Object.assign performs a shallow copy. Nested objects are shared by reference, not cloned.

const original = {
  name: "Alice",
  address: { city: "NYC", zip: "10001" },
};

const clone = Object.assign({}, original);

clone.name = "Bob";                 // independent
clone.address.city = "LA";          // shared reference!

console.log(original.name);         // "Alice"  -- unaffected
console.log(original.address.city); // "LA"     -- MUTATED!

Why? The address property value is an object reference. Object.assign copies the reference, not the nested object.

Deep copy alternatives

// 1. structuredClone (modern, recommended)
const deep1 = structuredClone(original);

// 2. JSON round-trip (loses functions, Dates, undefined, etc.)
const deep2 = JSON.parse(JSON.stringify(original));

5. Merging multiple objects

Sources are applied left to right. Later sources overwrite earlier ones (last wins).

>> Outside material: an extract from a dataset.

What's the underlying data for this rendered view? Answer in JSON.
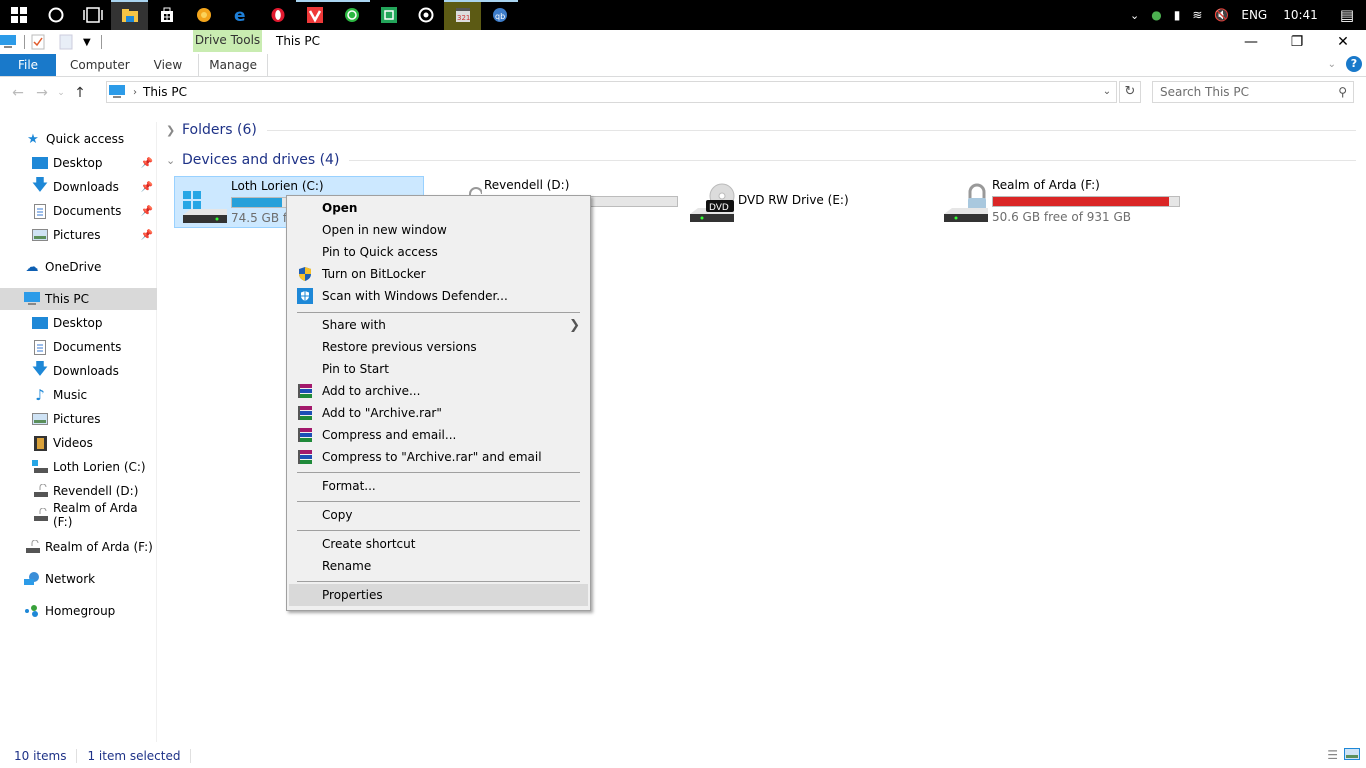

const base     = { a: 1, b: 2, c: 3 };
const override = { b: 20, d: 40 };
const extra    = { c: 300, e: 500 };

const merged = Object.assign({}, base, override, extra);
console.log(merged);
// { a: 1, b: 20, c: 300, d: 40, e: 500 }

This is the classic defaults + user config pattern:

function createConnection(userConfig) {
  const defaults = {
    host: "localhost",
    port: 3000,
    timeout: 5000,
    retries: 3,
  };
  const config = Object.assign({}, defaults, userConfig);
  // userConfig properties override defaults
  return config;
}

console.log(createConnection({ port: 8080, retries: 1 }));
// { host: "localhost", port: 8080, timeout: 5000, retries: 1 }

6. Only copies own enumerable properties

Like Object.entries(), Object.assign respects the same rules:

const proto = { inherited: true };
const obj = Object.create(proto);
obj.own = "yes";

Object.defineProperty(obj, "hidden", {
  value: "secret",
  enumerable: false,
});

obj[Symbol("id")] = 42;  // Symbol keys ARE copied by assign!

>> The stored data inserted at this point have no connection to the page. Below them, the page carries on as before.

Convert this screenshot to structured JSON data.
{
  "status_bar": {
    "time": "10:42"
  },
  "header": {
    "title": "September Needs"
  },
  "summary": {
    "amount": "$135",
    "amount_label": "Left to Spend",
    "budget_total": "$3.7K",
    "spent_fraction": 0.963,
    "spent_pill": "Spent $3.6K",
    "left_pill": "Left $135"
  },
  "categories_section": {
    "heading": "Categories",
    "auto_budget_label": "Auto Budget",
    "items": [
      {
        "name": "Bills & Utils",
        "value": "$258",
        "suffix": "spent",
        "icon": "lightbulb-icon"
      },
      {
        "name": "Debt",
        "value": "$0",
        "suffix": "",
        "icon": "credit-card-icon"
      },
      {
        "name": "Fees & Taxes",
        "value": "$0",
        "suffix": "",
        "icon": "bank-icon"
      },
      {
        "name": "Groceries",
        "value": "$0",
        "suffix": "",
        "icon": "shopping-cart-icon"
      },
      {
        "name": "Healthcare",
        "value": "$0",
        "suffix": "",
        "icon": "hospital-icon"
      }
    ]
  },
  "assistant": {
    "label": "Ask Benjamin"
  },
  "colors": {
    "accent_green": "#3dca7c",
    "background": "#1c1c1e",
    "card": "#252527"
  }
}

const copy = Object.assign({}, obj);
console.log(copy);
// { own: "yes", [Symbol(id)]: 42 }
// inherited: excluded (not own)
// hidden: excluded (not enumerable)

Note: Unlike Object.entries, Object.assign does copy Symbol-keyed properties.

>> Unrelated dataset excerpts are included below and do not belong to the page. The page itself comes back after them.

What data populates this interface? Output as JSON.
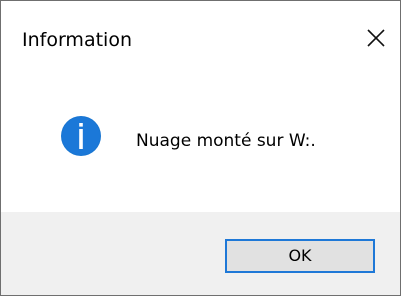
{
  "window": {
    "title": "Information"
  },
  "message": {
    "text": "Nuage monté sur W:."
  },
  "icons": {
    "status_icon": "information-icon",
    "close_icon": "close-icon"
  },
  "buttons": {
    "ok_label": "OK"
  },
  "colors": {
    "accent": "#1e78d7",
    "icon_blue": "#1976d2",
    "footer_bg": "#f0f0f0",
    "button_bg": "#e1e1e1",
    "window_border": "#6f6f6f"
  }
}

7. Getters and setters are NOT preserved

Object.assign invokes the getter on the source and assigns the resulting value as a plain data property on the target:

const source = {
  get greeting() {
    return "Hello!";
  },
};

const copy = Object.assign({}, source);

console.log(copy.greeting);  // "Hello!"
console.log(Object.getOwnPropertyDescriptor(copy, "greeting"));
// { value: "Hello!", writable: true, enumerable: true, configurable: true }
// It is a plain value, NOT a getter

If the target has a setter, Object.assign will invoke that setter:

const target = {
  _name: "",
  set name(val) {
    this._name = val.toUpperCase();
  },
};

Object.assign(target, { name: "alice" });
console.log(target._name);  // "ALICE"  -- setter was invoked

8. Spread operator {...obj} as modern alternative

The spread syntax achieves the same result as Object.assign({}, obj) for most use cases:

// These are equivalent for simple merges:
const merged1 = Object.assign({}, defaults, userPrefs);
const merged2 = { ...defaults, ...userPrefs };

Comparison table

FeatureObject.assign(target, src){ ...src }
Mutates target?Yes (unless target is {})No (always new object)
Triggers setters on target?YesNo
Copies Symbol keys?YesYes
Copies getters as getters?No (invokes, copies value)No (invokes, copies value)
Works on prototype target?Yes (can assign to existing obj)No (creates plain object)
SyntaxFunction callSyntax (cannot polyfill)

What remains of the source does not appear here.